TEL AVIV, ISRAEL // In parts of Israel, it's hard to find a single Hebrew sign amid a sea of Cyrillic.
Shopkeepers address customers in Russian, and their shelves are amply stocked with pork, red caviar and bottles of vodka.
Russian pop-music beats thump out of speakers at bars, and in some homes, people are as likely to be hunched over a chessboard as a computer keyboard.
The Soviet Union crumbled 20 years ago and in the aftermath, more than a million of its citizens took advantage of their Jewish roots to flee to Israel.
By virtue of their sheer numbers in a country of eight million people, and their tenacity in clinging to elements of their old way of life, these immigrants have transformed the country.
Israel has the world's third-largest Russian-speaking community outside the former Soviet Union, after the United States and Germany.
Russian-speaking emigres may not conjure up the same recognition as the country's black-hatted Orthodox Jews or gun-toting soldiers, but they are just as ubiquitous - maintaining habits more suited to the "old country" than their adopted homeland, such as wild-mushroom foraging or winter dips in the Mediterranean, the closest substitute for frigid Siberian waters.
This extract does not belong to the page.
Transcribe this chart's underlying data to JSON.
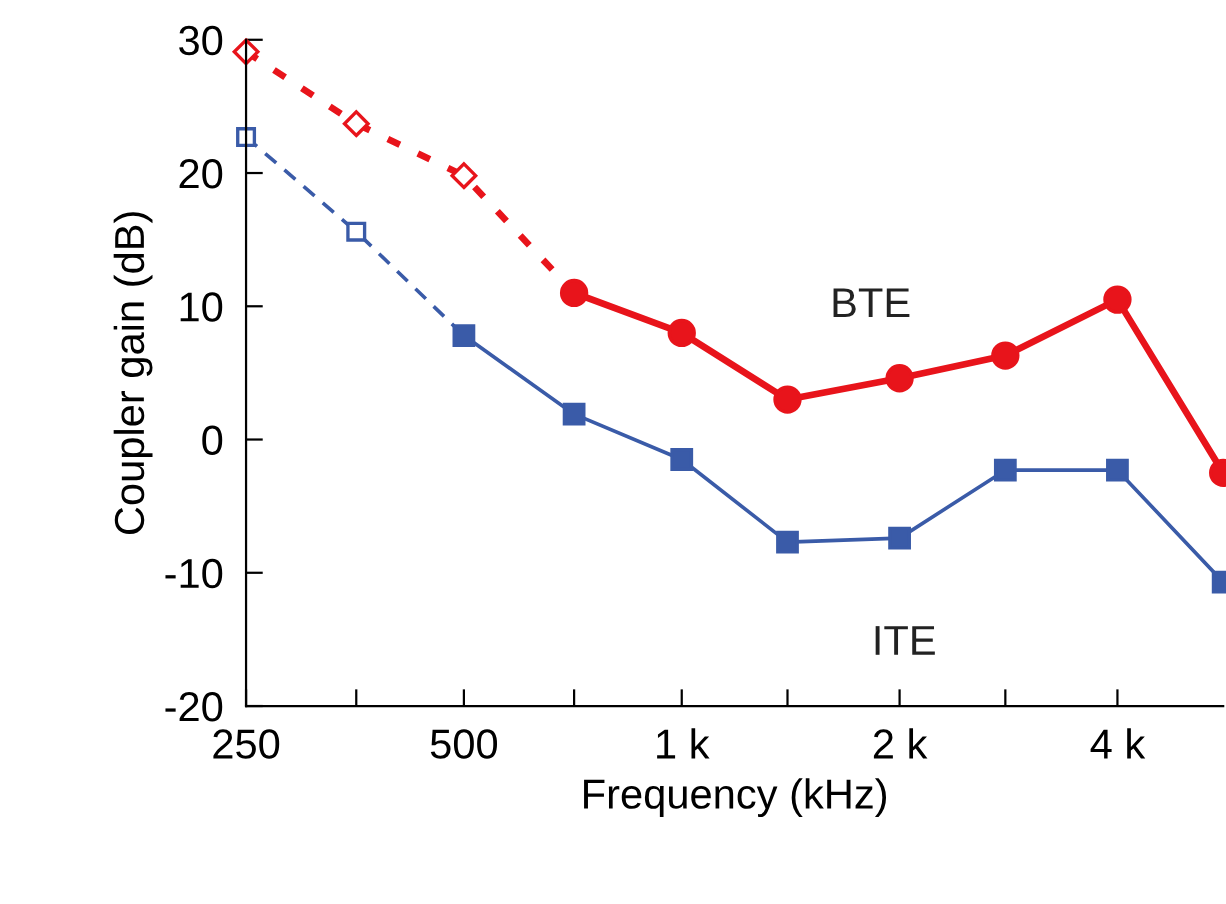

Russian-speaking emigres and their children occupy virtually every corner of Israeli society, from academia and technology to the military and politics.
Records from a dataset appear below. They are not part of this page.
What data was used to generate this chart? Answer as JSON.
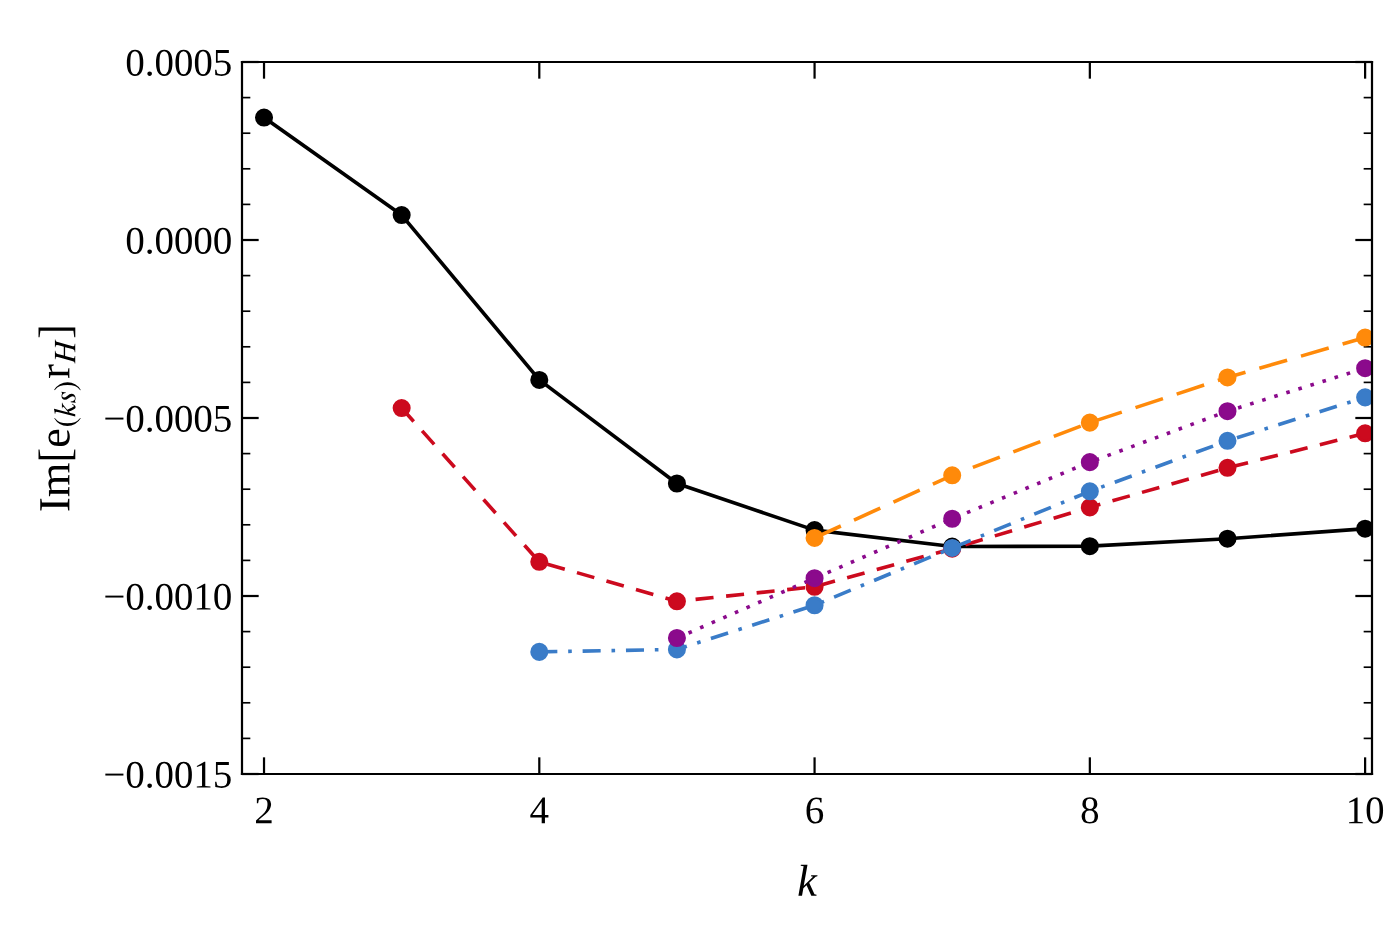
{
  "chart_data": {
    "type": "line",
    "xlabel": "k",
    "ylabel": "Im[e$_{(ks)}$r$_{H}$]",
    "xlim": [
      1.84,
      10.05
    ],
    "xticks": [
      2,
      4,
      6,
      8,
      10
    ],
    "ylim": [
      -0.0015,
      0.0005
    ],
    "yticks": [
      {
        "value": 0.0005,
        "label": "0.0005"
      },
      {
        "value": 0.0,
        "label": "0.0000"
      },
      {
        "value": -0.0005,
        "label": "−0.0005"
      },
      {
        "value": -0.001,
        "label": "−0.0010"
      },
      {
        "value": -0.0015,
        "label": "−0.0015"
      }
    ],
    "grid": false,
    "marker": "circle",
    "series": [
      {
        "color": "#000000",
        "line_style": "solid",
        "x": [
          2,
          3,
          4,
          5,
          6,
          7,
          8,
          9,
          10
        ],
        "values": [
          0.000344,
          7e-05,
          -0.000393,
          -0.000684,
          -0.000815,
          -0.000861,
          -0.00086,
          -0.000839,
          -0.000811
        ]
      },
      {
        "color": "#cc0a1e",
        "line_style": "dashed",
        "x": [
          3,
          4,
          5,
          6,
          7,
          8,
          9,
          10
        ],
        "values": [
          -0.000472,
          -0.000904,
          -0.001015,
          -0.000974,
          -0.000867,
          -0.000751,
          -0.00064,
          -0.000543
        ]
      },
      {
        "color": "#3a7cc8",
        "line_style": "dashdot",
        "x": [
          4,
          5,
          6,
          7,
          8,
          9,
          10
        ],
        "values": [
          -0.001157,
          -0.00115,
          -0.001026,
          -0.000865,
          -0.000706,
          -0.000564,
          -0.000442
        ]
      },
      {
        "color": "#8b0a8c",
        "line_style": "dotted",
        "x": [
          5,
          6,
          7,
          8,
          9,
          10
        ],
        "values": [
          -0.001118,
          -0.00095,
          -0.000783,
          -0.000624,
          -0.000481,
          -0.00036
        ]
      },
      {
        "color": "#ff8a0a",
        "line_style": "longdash",
        "x": [
          6,
          7,
          8,
          9,
          10
        ],
        "values": [
          -0.000837,
          -0.000661,
          -0.000513,
          -0.000386,
          -0.000274
        ]
      }
    ]
  }
}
A political party formed by Israel's recently resigned foreign minister Avigdor Lieberman to cater for Russian-speaking settlers such as himself has grown from a marginal force in politics to one of its major powers, and has sent Israel lurching to the political right in the process.
The Russian-speaking community also wields huge influence in other aspects of Israeli life.
A quarter of those working in Israel's flourishing high-tech industry is a Russian-speaking immigrant, as is half of all engineers.
The world's second-ranked chess master, Belarus-born Boris Gelfand, lives in Israel, and about a quarter of Israel's Olympic coaches grew up in the former Soviet Union.
Not all newcomers found work in their professions, however. Many artists became janitors or teachers. One Moldovan trapeze artist now operates a crane.
"I love the circus very, very much, but my work is like the circus," said Irena Zagoruyko, speaking on a cellphone from the top of a 56-metre crane.
While the wave of immigration from the former Soviet Union is widely regarded as successful, there has also been friction.
Religion is a sensitive subject. Many immigrants have tenuous Jewish lineage or none at all.
There is also a certain disdain on both sides, with some immigrants saying they brought talent to a cultural backwater, and some Israelis saying the Russian-speaking immigrants brought prostitution, corruption and crime.
To some degree, many Russian speakers have insulated themselves from the broader Israeli society - with Russian bookshops, Russian restaurants, Russian television and Russian newspapers.
And they never forget the beloved Chekhov and Dostoyevsky of their motherland.
"That's why Soviet immigrants never connected to Israeli society all the way," said Roman Bronfman, a former Israeli lawmaker born in what is now Ukraine. "They felt they were connected to one of the most glorious cultures in the world."